У нас с Самюэлем было много общего: мы оба принадлежали к одному и тому же тесному кругу, давно знали друг друга, говорили на одном языке. И все же, в те бурные годы мне было чему у него поучиться (это при том, что ученик из меня решительно никудышный). В этом смысле с ним все было, как с Шевалле, хотя они ничуть не похожи. Он отнюдь не пытался нарочно излечить меня от моих «меритократических» слабостей, не критиковал их и не рассуждал о морали. Просто то, как он жил, как он держал себя, действовало на меня лучше всяких лекарств.

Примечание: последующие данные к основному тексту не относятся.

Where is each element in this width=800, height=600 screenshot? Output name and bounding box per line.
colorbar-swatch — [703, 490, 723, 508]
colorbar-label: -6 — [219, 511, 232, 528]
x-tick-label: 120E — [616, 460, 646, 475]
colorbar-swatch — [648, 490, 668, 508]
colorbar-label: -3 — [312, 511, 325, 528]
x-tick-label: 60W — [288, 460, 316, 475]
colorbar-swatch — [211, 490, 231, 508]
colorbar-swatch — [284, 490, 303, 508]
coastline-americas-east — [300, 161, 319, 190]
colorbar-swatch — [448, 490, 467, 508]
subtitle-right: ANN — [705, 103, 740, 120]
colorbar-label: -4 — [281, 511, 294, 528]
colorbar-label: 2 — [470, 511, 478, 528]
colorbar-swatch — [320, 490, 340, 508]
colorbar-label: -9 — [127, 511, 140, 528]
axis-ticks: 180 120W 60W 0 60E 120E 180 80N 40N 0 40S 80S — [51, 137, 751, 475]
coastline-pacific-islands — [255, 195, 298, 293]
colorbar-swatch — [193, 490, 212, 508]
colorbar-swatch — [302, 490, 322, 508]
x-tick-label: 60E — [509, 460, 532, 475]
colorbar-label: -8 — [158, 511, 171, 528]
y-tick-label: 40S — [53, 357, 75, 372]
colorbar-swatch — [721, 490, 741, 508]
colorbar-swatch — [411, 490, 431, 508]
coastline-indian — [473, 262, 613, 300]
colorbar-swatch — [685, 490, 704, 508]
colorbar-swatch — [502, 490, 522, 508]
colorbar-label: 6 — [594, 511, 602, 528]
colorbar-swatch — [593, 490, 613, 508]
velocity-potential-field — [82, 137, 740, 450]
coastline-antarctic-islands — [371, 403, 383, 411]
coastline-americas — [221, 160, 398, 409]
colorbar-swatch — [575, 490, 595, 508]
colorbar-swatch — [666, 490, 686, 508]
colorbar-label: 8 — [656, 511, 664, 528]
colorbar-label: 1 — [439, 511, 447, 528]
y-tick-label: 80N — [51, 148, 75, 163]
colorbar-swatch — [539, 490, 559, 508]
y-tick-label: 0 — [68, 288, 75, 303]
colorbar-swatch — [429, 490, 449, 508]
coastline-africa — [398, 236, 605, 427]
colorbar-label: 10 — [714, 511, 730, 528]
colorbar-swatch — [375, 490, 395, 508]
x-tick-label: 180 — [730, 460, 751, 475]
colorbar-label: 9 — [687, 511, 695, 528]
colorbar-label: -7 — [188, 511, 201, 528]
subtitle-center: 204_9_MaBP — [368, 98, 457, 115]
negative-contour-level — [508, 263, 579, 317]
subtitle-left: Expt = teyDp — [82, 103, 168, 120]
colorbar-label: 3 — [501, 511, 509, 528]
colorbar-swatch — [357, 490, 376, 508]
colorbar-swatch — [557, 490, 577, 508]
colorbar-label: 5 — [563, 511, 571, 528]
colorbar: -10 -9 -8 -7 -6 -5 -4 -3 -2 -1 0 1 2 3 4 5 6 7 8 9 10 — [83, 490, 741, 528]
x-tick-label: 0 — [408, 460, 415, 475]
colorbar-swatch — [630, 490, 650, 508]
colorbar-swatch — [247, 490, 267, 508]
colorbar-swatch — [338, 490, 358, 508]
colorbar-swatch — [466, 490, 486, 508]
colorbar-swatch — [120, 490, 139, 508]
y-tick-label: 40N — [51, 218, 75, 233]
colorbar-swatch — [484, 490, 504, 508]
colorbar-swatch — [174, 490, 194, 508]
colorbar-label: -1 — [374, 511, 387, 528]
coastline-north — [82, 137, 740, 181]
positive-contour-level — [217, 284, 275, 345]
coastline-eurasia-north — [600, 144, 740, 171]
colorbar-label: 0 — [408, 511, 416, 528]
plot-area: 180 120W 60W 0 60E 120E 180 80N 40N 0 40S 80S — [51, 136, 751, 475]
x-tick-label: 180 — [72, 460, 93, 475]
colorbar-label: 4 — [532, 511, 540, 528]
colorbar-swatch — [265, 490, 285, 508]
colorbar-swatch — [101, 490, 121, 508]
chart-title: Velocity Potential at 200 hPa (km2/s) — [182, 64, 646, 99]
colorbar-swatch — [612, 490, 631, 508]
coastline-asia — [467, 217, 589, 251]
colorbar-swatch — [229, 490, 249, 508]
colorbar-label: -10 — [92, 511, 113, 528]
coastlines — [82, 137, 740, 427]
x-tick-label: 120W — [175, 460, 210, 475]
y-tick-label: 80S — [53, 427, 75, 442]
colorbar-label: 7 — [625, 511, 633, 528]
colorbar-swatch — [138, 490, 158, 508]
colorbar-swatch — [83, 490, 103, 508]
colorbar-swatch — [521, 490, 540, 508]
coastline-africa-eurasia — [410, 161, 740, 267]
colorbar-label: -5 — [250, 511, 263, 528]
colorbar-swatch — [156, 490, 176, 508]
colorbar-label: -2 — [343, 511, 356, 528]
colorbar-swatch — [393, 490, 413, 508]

Вообще, мне кажется, что только таким способом я и учился у людей в тот период. Личный пример спасал положение там, где ни разъяснения, ни дискуссии не помогли бы. То, как мои друзья поступали в тех или иных ситуациях, самый их образ жизни, какая-то особая чувствительность, которой мне недоставало, - что-то из этого мне все-таки «передалось». В связи с этим, кроме Шевалле и Самюэля, я мог бы назвать еще несколько имен. Это прежде всего Дени Гедж (в группе «Survivre et Vivre» пользовавшийся большим авторитетом), Даниэль Сибони (напротив, державшийся в стороне от группы, и лишь искоса, пренебрежительно-насмешливо, следивший за ее развитием), Гордон Эдварде (при его участии это «движение» зародилось в июне 1970 г. в Монреале, а позже он творил чудеса усердия, добиваясь выхода американского издания бюллетеня «Survivre et Vivre» на английском языке), Жан Делор (врач, фактически мой ровесник, человек тонкий и душевный, который тепло относился ко мне, как и все наши друзья по «Survivre et Vivre»), Фред Снелл (тоже врач, из Буффало; он обосновался в Соединенных Штатах, и я в свое время гостил у него в загородном домике, когда приезжал туда по делам).
Из тех, кого я только что перечислил, пятеро были математиками, двое - врачами, и все - учеными. Итак, ближайший круг моего общения в те годы составляли по-прежнему ученые, и прежде всего математики.